Clay County man among few who crime boss 'Whitey' Bulger trusted

Charles Hopkins became pen pals with Bulger after his conviction in Boston

By Scott Johnson - Reporter

CLAY COUNTY, Fla. - One of America's most notorious crime bosses has a very strong link to Clay County.  

James "Whitey" Bulger, who was killed last year in prison, ran organized crime in Boston for years and was an informant for the FBI, which was criticized for largely overlooking many of his crimes.

Letter and photo of Bulger

That changed in the mid-1990s when the FBI began pursuing a criminal case against Bulger for his various crimes. Bulger went on the run and remained at large for 16 years, eventually making it up to No. 2 on the FBI's "Most Wanted" list. At one point, he was right behind Osama bin Laden, the terrorist who masterminded the 9/11 attack.

Bulger and his girlfriend were eventually found hiding in California. He was brought back to Massachusetts for trial and sentenced to prison, where he remained until his death.

During the time Bulger was incarcerated, he trusted very few people. 

Charles Hopkins

One of the few people he learned to trust came from Green Cove Springs. His name is Charles Hopkins, an 87-year-old retired carpet installer. The two had a link because of Hopkins' past. He was involved in a lot of criminal activity as a young man in the 1940s and early 1950s. His gang was dubbed by the press of the time as "The Robin Hood" gang.  

"We robbed a couple of loan companies. They had loan companies back then, like, $600 loans. We robbed two of them and robbed a grocery store," Hopkins said.

After a robbery and kidnapping spree, Hopkins said they were finally caught.  

"They had us trapped in the mountains up in Tennessee," Hopkins said. "One of those piper cubs was flying around the police plane."

That arrest eventually led Hopkins to be transferred to Alcatraz prison in San Francisco. Hopkins spent a few years incarcerated there on C-Block. He was eventually released in the mid-1950s and said he's never returned to a life of crime.

"Yeah, I haven’t been in any trouble since that," Hopkins said.

Alcatraz prison

In the years after Hopkins' release, Bulger, still a young criminal at the time, was transferred to Alcatraz.

"Whitey came there in '59, right after I left.  And he became friends with Joe Carnes, just like I did," Hopkins said.

He said Bulger was also housed on C-Block. This was years before Bulger became a crime boss in Boston. That life really picked up in the 1970s and 1980s.

The two never met each other, but just a few years ago, Hopkins decided to write a letter to Bulger, who was housed at that point in Coleman Correctional Facility in Florida after his conviction in Boston.
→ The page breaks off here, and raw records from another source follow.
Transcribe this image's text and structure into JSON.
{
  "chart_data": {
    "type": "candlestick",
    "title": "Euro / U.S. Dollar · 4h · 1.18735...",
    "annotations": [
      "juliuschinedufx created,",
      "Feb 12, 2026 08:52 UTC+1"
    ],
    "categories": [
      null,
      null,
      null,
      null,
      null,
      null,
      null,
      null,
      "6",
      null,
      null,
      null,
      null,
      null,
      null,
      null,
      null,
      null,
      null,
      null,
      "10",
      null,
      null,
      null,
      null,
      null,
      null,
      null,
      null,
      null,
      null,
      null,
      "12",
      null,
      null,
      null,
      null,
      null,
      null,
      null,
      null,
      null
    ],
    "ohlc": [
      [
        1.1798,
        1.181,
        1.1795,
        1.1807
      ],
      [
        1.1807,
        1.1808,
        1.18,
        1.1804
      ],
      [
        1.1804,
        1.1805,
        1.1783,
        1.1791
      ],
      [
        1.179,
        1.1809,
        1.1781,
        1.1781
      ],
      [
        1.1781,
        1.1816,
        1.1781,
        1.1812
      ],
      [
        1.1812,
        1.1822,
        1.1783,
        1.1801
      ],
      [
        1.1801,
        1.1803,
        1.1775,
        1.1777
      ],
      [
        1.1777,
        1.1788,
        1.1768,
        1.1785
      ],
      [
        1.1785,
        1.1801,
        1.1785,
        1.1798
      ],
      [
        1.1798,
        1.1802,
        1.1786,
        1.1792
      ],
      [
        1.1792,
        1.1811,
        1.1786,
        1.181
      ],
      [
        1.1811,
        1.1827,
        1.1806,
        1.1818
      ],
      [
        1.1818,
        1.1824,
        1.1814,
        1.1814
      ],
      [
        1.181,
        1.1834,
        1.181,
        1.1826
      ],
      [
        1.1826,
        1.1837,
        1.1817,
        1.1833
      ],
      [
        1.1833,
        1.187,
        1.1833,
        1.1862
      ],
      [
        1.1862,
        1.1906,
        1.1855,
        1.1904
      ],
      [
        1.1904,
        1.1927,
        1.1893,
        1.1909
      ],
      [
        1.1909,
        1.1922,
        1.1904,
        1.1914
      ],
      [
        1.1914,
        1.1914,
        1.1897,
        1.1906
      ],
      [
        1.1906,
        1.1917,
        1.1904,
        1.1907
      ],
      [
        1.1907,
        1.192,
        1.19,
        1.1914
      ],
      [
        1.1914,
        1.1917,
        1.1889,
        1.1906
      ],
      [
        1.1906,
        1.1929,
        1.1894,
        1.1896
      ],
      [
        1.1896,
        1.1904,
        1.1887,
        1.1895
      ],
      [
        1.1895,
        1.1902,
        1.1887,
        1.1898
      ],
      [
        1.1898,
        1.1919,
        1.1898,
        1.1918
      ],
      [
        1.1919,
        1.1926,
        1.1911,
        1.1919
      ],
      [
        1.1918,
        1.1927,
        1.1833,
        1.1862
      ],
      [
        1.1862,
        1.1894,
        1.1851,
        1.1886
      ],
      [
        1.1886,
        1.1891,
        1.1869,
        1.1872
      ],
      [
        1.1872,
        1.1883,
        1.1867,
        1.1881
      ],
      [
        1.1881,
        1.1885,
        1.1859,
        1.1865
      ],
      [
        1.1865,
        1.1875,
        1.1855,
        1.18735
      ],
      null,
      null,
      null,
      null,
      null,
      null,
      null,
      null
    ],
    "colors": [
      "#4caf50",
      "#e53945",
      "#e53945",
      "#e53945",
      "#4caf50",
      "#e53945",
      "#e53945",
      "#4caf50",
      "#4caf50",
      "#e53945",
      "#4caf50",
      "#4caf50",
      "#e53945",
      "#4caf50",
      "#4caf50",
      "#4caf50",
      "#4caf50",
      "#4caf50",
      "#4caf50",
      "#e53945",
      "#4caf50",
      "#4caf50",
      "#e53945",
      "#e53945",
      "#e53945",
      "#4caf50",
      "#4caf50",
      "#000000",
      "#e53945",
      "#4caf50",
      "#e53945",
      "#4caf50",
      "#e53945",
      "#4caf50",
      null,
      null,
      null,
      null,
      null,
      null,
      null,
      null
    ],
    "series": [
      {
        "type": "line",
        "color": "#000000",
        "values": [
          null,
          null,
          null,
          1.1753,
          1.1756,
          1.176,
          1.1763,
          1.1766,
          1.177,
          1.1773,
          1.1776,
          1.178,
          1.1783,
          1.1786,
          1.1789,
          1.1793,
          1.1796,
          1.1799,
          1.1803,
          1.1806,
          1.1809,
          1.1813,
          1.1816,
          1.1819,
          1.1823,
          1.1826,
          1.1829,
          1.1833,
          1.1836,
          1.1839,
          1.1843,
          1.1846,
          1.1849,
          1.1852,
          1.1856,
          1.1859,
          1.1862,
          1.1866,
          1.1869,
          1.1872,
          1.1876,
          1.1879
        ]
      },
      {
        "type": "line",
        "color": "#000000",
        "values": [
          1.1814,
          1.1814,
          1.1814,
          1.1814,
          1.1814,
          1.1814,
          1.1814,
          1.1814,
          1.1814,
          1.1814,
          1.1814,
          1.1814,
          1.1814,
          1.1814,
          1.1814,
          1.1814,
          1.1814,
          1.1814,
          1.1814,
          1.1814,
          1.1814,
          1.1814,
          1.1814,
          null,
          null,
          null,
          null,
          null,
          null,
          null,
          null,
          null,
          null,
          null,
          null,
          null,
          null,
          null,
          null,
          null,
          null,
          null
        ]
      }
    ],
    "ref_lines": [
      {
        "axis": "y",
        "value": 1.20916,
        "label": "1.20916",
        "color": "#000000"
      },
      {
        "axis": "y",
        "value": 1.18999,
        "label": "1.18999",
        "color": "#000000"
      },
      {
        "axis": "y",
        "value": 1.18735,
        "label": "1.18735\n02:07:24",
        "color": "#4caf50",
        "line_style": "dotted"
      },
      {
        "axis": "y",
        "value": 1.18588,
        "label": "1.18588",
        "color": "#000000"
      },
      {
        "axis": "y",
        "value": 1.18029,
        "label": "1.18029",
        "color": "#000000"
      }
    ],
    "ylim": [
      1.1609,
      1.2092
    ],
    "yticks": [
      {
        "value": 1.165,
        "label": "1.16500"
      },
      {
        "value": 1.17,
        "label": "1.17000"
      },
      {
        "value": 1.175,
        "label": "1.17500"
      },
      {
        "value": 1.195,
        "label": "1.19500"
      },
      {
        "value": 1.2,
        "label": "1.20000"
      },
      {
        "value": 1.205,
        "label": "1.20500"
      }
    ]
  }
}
Hopkins had read in some news articles that they had mutual friends from Alcatraz. Hopkins said Bulger knew he could trust him because of their shared friends and time in Alcatraz. As a result, the two became pen pals.

Bulger letter

The two men, both in their 80s by this time, exchanged dozens of letters over the years prior to Bulger's death.  

"Oh, we talked about our old friends and he told me a lot of things he did -- told me how he shot up the Boston Globe," Hopkins said. "Oh, he told me how he had corrupted some of the FBI agents. He told me (of) three different supervisors that he had on his payroll."

Hopkins was angered by Bulger's death. Bulger was transferred from Florida to a federal prison in West Virginia, where he was killed shortly after arriving.  A hit man for the Boston mob has not denied involvement but the investigation is ongoing.  

When asked why he thinks Bulger was transferred, Hopkins said, "Because they hated him ... the prison officials, the federal prosecutors, the Department of Justice."

Charles Hopkins reads letter

Hopkins still has all the old letters, which he regularly reads, usually with the help of his daughter and a very large magnifying glass. Bulger had nice penmanship, but to make the most of all the prison-allowed pages, he wrote in the margins and some of the letters can be indecipherable.

And while Hopkins may be Bulger's closest friend, he wasn't his only pen pal. In recent weeks, other media outlets have covered the story of another pen pal -- a woman who had served on the jury during Bulger's trial.

In letters to her, Bulger wrote about liking President Donald Trump and not caring much for now-former Special Counsel Robert Mueller III.